Causes of torticollis are varied. In infants born with this condition, what may have occurred is improper womb positioning, so that neck muscles didn’t develop equally; this may be more common in multiple births where crowding occurs. Alternately, damage to the neck might have occurred during or before birth, and created the condition. Another potential causal factor in congenital torticollis is failure for the bones in the neck to form properly.


Acquired torticollis usually springs from other causes. These may include trauma or damage to the nervous system and nerves controlling neck and head movement. Sometimes muscle injury takes place and results in the condition.

How to treat loxia can very much depend on its underlying causes. Infants with muscle damage may be worked with on a daily basis to provide gentle stretches that can help develop the inadequate muscles. Sometimes braces are utilized to keep the neck supported in an upright position.

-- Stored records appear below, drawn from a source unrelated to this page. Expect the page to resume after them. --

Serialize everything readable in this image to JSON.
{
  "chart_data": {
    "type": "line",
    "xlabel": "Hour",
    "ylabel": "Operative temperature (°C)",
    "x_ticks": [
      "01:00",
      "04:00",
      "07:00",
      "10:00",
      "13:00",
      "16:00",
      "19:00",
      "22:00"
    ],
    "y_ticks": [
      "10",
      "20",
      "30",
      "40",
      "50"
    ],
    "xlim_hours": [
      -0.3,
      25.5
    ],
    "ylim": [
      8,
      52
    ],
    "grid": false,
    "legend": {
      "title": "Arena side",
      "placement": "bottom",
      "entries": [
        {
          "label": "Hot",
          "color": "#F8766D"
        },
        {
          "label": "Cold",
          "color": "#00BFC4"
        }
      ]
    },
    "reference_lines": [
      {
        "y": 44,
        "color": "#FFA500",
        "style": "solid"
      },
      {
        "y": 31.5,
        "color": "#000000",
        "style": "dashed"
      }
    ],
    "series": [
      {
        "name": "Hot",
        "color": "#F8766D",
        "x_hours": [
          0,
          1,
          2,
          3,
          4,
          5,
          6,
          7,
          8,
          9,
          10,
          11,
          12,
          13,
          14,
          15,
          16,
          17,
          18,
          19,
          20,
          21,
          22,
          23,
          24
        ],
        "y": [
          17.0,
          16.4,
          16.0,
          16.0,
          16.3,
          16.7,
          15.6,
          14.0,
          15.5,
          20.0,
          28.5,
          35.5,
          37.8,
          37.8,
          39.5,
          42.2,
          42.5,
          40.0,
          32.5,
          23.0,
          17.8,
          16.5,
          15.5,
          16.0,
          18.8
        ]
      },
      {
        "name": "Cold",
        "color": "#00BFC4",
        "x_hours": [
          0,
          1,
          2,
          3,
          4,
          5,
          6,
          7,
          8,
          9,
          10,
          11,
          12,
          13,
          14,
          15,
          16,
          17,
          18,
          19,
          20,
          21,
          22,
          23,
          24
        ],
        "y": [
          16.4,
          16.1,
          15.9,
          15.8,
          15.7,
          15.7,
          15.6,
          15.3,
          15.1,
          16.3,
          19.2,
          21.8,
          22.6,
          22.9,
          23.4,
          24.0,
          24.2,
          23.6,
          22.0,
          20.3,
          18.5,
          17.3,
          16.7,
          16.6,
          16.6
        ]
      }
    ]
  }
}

Less aggressive forms of treatment are not always appropriate and some infants have such severe cases that they may require surgery to stretch the shorter muscles or to correct abnormalities in bone structure. Yet since these often mean spinal surgery, people are very often afraid of the potential to damage the spinal cord. Though due caution is recommended, doctors (usually pediatric neurosurgeons) who perform these surgeries are generally quite capable, and have trained for a significant time to operate on very young children.

In acquired torticollis, treatment may not involve surgery very often. Instead, methods of healing could include loosening neck muscles through things like massage or heat. Sometimes a brace or some form of traction might be required to correct neck positioning. Another treatment common is Botox injections, or a medication called baclofen. These may help relax nerves so that the neck doesn’t spasm or exaggerate the sideways lean.